Regional sourcing may be necessary if local regulators mandate the use of a product from a certain region (e.g. the FDA requiring US material to be used over EU material) or if equivalency can’t be established between products in different regions.
It’s often beneficial to mix and match the above approaches for your study. Find an experienced partner, talk to them early in the development of your protocol and use them to help you stress test your design from an operational perspective; ultimately, it will save you time and money by understanding what can be achieved in practice, not just in theory.
Biosimilars
Sourcing locally is a big advantage when building an analytical reference library. Working with a globally connected partner is paramount. Utilising a supplier who has a wide network of audited and qualified suppliers, as well as direct manufacturer access, means you will be able to procure many lots in quick succession. Do not try to second guess the market as the availability of specific lots will change very quickly. Get a conditional purchase order in place and get your supplier to project manage you reference sample supply for you; this means they will proactively find batches and procure them quickly at your behest as the paperwork will already be in place.
A Note on Ancillaries
Applying the same central vs. local vs. regional rationale to your ancillary management can also deliver time and cost efficiencies. It all depends on the types of consumables and site equipment needed. If patients need to be randomised quickly then a specialist can hold stock for you and ship on demand or even provide trial specific kits to the site (designed specifically to activate each patient).
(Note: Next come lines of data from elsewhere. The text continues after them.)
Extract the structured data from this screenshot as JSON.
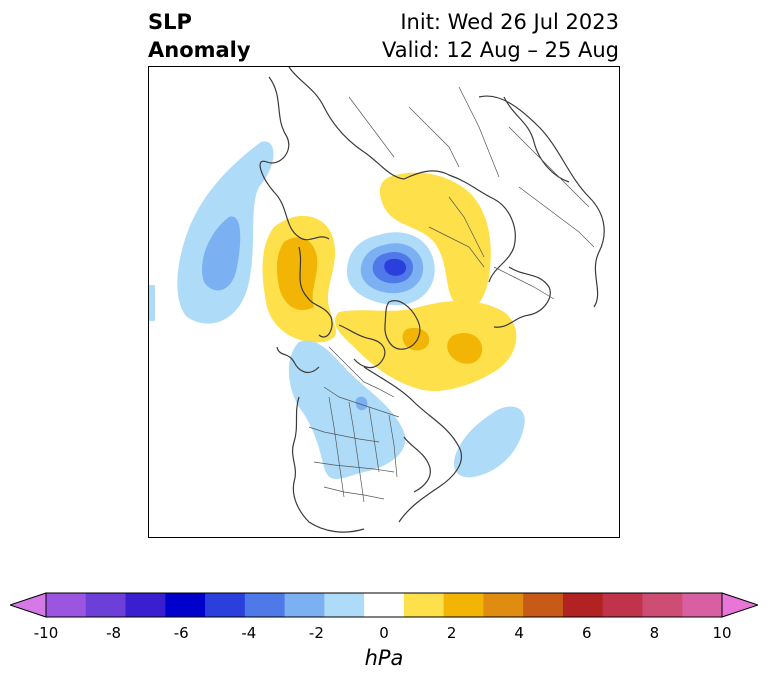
{
  "header": {
    "title_line1": "SLP",
    "title_line2": "Anomaly",
    "init_label": "Init: Wed 26 Jul 2023",
    "valid_label": "Valid: 12 Aug – 25 Aug"
  },
  "colorbar": {
    "unit": "hPa",
    "levels": [
      -10,
      -9,
      -8,
      -7,
      -6,
      -5,
      -4,
      -3,
      -2,
      -1,
      1,
      2,
      3,
      4,
      5,
      6,
      7,
      8,
      9,
      10
    ],
    "tick_labels": [
      "-10",
      "-8",
      "-6",
      "-4",
      "-2",
      "0",
      "2",
      "4",
      "6",
      "8",
      "10"
    ],
    "colors": [
      "#d679e8",
      "#9b55e0",
      "#6c3fd8",
      "#3a1fd0",
      "#0000cc",
      "#2a3fdc",
      "#4f78e8",
      "#7bb0f2",
      "#aedcf8",
      "#ffffff",
      "#fde04a",
      "#f2b505",
      "#e08c10",
      "#c85a18",
      "#b22222",
      "#c0334a",
      "#cd4d74",
      "#d95fa3",
      "#e875d8"
    ],
    "extend": "both"
  },
  "map": {
    "projection": "north polar stereographic",
    "features": [
      "coastlines",
      "country borders",
      "US state borders",
      "Canadian province borders"
    ],
    "anomaly_regions": [
      {
        "name": "North Pacific / Bering",
        "sign": "negative",
        "peak_hpa": -3
      },
      {
        "name": "Arctic Ocean (near pole)",
        "sign": "negative",
        "peak_hpa": -6
      },
      {
        "name": "Siberia / East Asia",
        "sign": "positive",
        "peak_hpa": 2
      },
      {
        "name": "Scandinavia / Western Russia",
        "sign": "positive",
        "peak_hpa": 1
      },
      {
        "name": "Greenland / North Atlantic",
        "sign": "positive",
        "peak_hpa": 3
      },
      {
        "name": "Central North America",
        "sign": "negative",
        "peak_hpa": -2
      },
      {
        "name": "Western North Atlantic",
        "sign": "negative",
        "peak_hpa": -1
      }
    ]
  }
}
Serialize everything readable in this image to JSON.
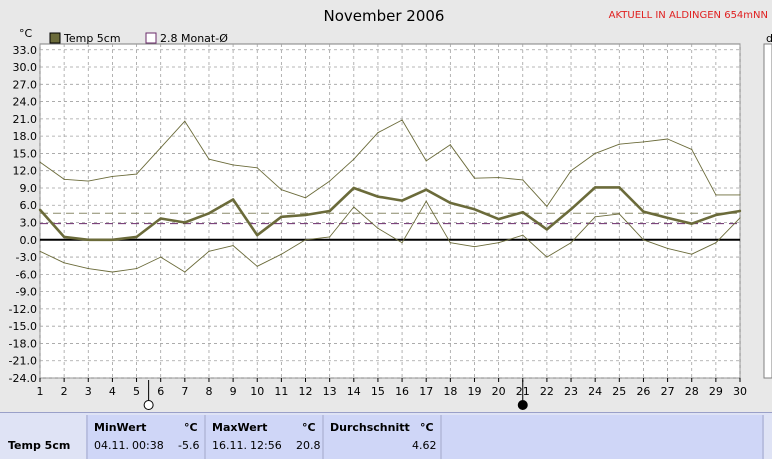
{
  "header": {
    "title": "November 2006",
    "station": "AKTUELL IN ALDINGEN 654mNN",
    "unit_left": "°C",
    "unit_right_partial": "d"
  },
  "legend": [
    {
      "label": "Temp 5cm",
      "color": "#6b6b3a"
    },
    {
      "label": "2.8 Monat-Ø",
      "color": "#6a2a6a"
    }
  ],
  "chart_data": {
    "type": "line",
    "title": "November 2006",
    "ylabel": "°C",
    "ylim": [
      -24.0,
      34.0
    ],
    "xlim": [
      1,
      30
    ],
    "x": [
      1,
      2,
      3,
      4,
      5,
      6,
      7,
      8,
      9,
      10,
      11,
      12,
      13,
      14,
      15,
      16,
      17,
      18,
      19,
      20,
      21,
      22,
      23,
      24,
      25,
      26,
      27,
      28,
      29,
      30
    ],
    "yticks": [
      "33.0",
      "30.0",
      "27.0",
      "24.0",
      "21.0",
      "18.0",
      "15.0",
      "12.0",
      "9.0",
      "6.0",
      "3.0",
      "0.0",
      "-3.0",
      "-6.0",
      "-9.0",
      "-12.0",
      "-15.0",
      "-18.0",
      "-21.0",
      "-24.0"
    ],
    "xticks": [
      "1",
      "2",
      "3",
      "4",
      "5",
      "6",
      "7",
      "8",
      "9",
      "10",
      "11",
      "12",
      "13",
      "14",
      "15",
      "16",
      "17",
      "18",
      "19",
      "20",
      "21",
      "22",
      "23",
      "24",
      "25",
      "26",
      "27",
      "28",
      "29",
      "30"
    ],
    "grid": true,
    "legend_position": "top-left",
    "series": [
      {
        "name": "Temp 5cm",
        "role": "mean",
        "color": "#6b6b3a",
        "values": [
          5.2,
          0.5,
          0.0,
          0.0,
          0.5,
          3.7,
          3.0,
          4.6,
          7.0,
          0.8,
          4.0,
          4.3,
          5.0,
          9.0,
          7.5,
          6.8,
          8.7,
          6.4,
          5.3,
          3.6,
          4.8,
          1.8,
          5.3,
          9.1,
          9.1,
          4.9,
          3.8,
          2.8,
          4.3,
          5.0
        ]
      },
      {
        "name": "",
        "role": "max",
        "color": "#6b6b3a",
        "values": [
          13.5,
          10.5,
          10.2,
          11.0,
          11.4,
          16.0,
          20.6,
          14.0,
          13.0,
          12.5,
          8.7,
          7.3,
          10.2,
          14.0,
          18.6,
          20.8,
          13.7,
          16.5,
          10.7,
          10.8,
          10.4,
          5.8,
          12.0,
          15.0,
          16.6,
          17.0,
          17.5,
          15.7,
          7.8,
          7.8
        ]
      },
      {
        "name": "",
        "role": "min",
        "color": "#6b6b3a",
        "values": [
          -2.0,
          -4.0,
          -5.0,
          -5.6,
          -5.0,
          -3.0,
          -5.6,
          -2.0,
          -1.0,
          -4.6,
          -2.5,
          0.0,
          0.5,
          5.7,
          2.0,
          -0.5,
          6.7,
          -0.5,
          -1.2,
          -0.5,
          0.8,
          -3.0,
          -0.5,
          4.0,
          4.5,
          0.0,
          -1.5,
          -2.5,
          -0.5,
          3.8
        ]
      }
    ],
    "reference_lines": [
      {
        "label": "2.8 Monat-Ø",
        "value": 2.8,
        "color": "#6a2a6a",
        "style": "dashed"
      },
      {
        "label": "",
        "value": 4.62,
        "color": "#8a8a6a",
        "style": "dashed"
      },
      {
        "label": "",
        "value": 0.0,
        "color": "#000000",
        "style": "solid"
      }
    ],
    "moon_phases": [
      {
        "day": 5.5,
        "phase": "full"
      },
      {
        "day": 21,
        "phase": "new"
      }
    ]
  },
  "stats": {
    "row_label": "Temp 5cm",
    "min": {
      "title": "MinWert",
      "unit": "°C",
      "date": "04.11.",
      "time": "00:38",
      "value": "-5.6"
    },
    "max": {
      "title": "MaxWert",
      "unit": "°C",
      "date": "16.11.",
      "time": "12:56",
      "value": "20.8"
    },
    "avg": {
      "title": "Durchschnitt",
      "unit": "°C",
      "value": "4.62"
    }
  }
}
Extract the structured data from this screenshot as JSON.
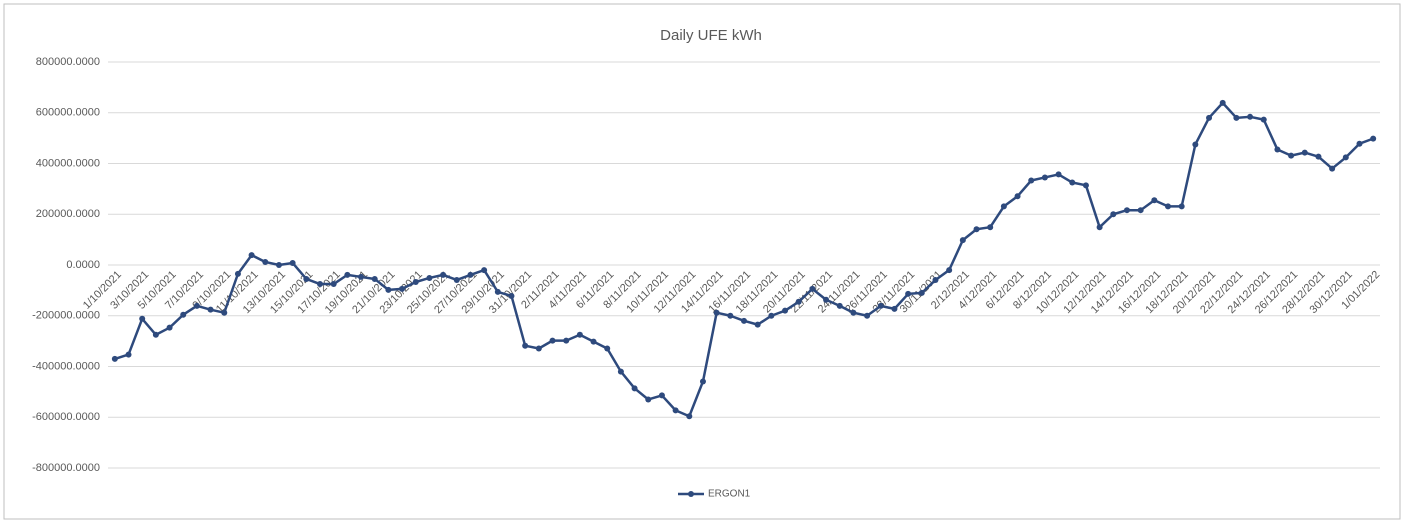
{
  "chart_data": {
    "type": "line",
    "title": "Daily UFE kWh",
    "categories": [
      "1/10/2021",
      null,
      "3/10/2021",
      null,
      "5/10/2021",
      null,
      "7/10/2021",
      null,
      "9/10/2021",
      null,
      "11/10/2021",
      null,
      "13/10/2021",
      null,
      "15/10/2021",
      null,
      "17/10/2021",
      null,
      "19/10/2021",
      null,
      "21/10/2021",
      null,
      "23/10/2021",
      null,
      "25/10/2021",
      null,
      "27/10/2021",
      null,
      "29/10/2021",
      null,
      "31/10/2021",
      null,
      "2/11/2021",
      null,
      "4/11/2021",
      null,
      "6/11/2021",
      null,
      "8/11/2021",
      null,
      "10/11/2021",
      null,
      "12/11/2021",
      null,
      "14/11/2021",
      null,
      "16/11/2021",
      null,
      "18/11/2021",
      null,
      "20/11/2021",
      null,
      "22/11/2021",
      null,
      "24/11/2021",
      null,
      "26/11/2021",
      null,
      "28/11/2021",
      null,
      "30/11/2021",
      null,
      "2/12/2021",
      null,
      "4/12/2021",
      null,
      "6/12/2021",
      null,
      "8/12/2021",
      null,
      "10/12/2021",
      null,
      "12/12/2021",
      null,
      "14/12/2021",
      null,
      "16/12/2021",
      null,
      "18/12/2021",
      null,
      "20/12/2021",
      null,
      "22/12/2021",
      null,
      "24/12/2021",
      null,
      "26/12/2021",
      null,
      "28/12/2021",
      null,
      "30/12/2021",
      null,
      "1/01/2022"
    ],
    "series": [
      {
        "name": "ERGON1",
        "color": "#2e4a7d",
        "values": [
          -370000,
          -353000,
          -212000,
          -275000,
          -247000,
          -196000,
          -161000,
          -176000,
          -188000,
          -35000,
          39000,
          12000,
          0,
          8000,
          -55000,
          -75000,
          -75000,
          -39000,
          -47000,
          -55000,
          -98000,
          -94000,
          -67000,
          -51000,
          -39000,
          -59000,
          -39000,
          -20000,
          -106000,
          -122000,
          -318000,
          -329000,
          -298000,
          -298000,
          -275000,
          -302000,
          -329000,
          -420000,
          -486000,
          -530000,
          -514000,
          -573000,
          -596000,
          -459000,
          -188000,
          -200000,
          -220000,
          -235000,
          -200000,
          -180000,
          -145000,
          -94000,
          -137000,
          -161000,
          -188000,
          -200000,
          -161000,
          -173000,
          -114000,
          -110000,
          -59000,
          -20000,
          98000,
          141000,
          149000,
          231000,
          271000,
          333000,
          345000,
          357000,
          325000,
          314000,
          149000,
          200000,
          216000,
          216000,
          255000,
          231000,
          231000,
          475000,
          580000,
          639000,
          580000,
          584000,
          573000,
          455000,
          431000,
          443000,
          427000,
          380000,
          424000,
          478000,
          498000
        ]
      }
    ],
    "ylim": [
      -800000,
      800000
    ],
    "yticks": [
      {
        "value": -800000,
        "label": "-800000.0000"
      },
      {
        "value": -600000,
        "label": "-600000.0000"
      },
      {
        "value": -400000,
        "label": "-400000.0000"
      },
      {
        "value": -200000,
        "label": "-200000.0000"
      },
      {
        "value": 0,
        "label": "0.0000"
      },
      {
        "value": 200000,
        "label": "200000.0000"
      },
      {
        "value": 400000,
        "label": "400000.0000"
      },
      {
        "value": 600000,
        "label": "600000.0000"
      },
      {
        "value": 800000,
        "label": "800000.0000"
      }
    ],
    "grid": true,
    "legend": "bottom"
  }
}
A specialist will help you reduce the variability of equipment from site to site and reduce need for site reimbursement. A specialist can also assist with the retrieval of high-value equipment (e.g. pharmacy freezers) so it can be re-used in future studies.
Now, more than ever, it is important to select vendors that have a global understanding but can act locally, who focus on long-term partnership rather than a transactional approach and who tailor supply strategy to the requirements of every clinical trial.
1DiMasi JA, Grabowski HG, Hansen RW. Innovation in the pharmaceutical industry: New estimates of R&D costs. J Health Econ. 2016;47:20-33.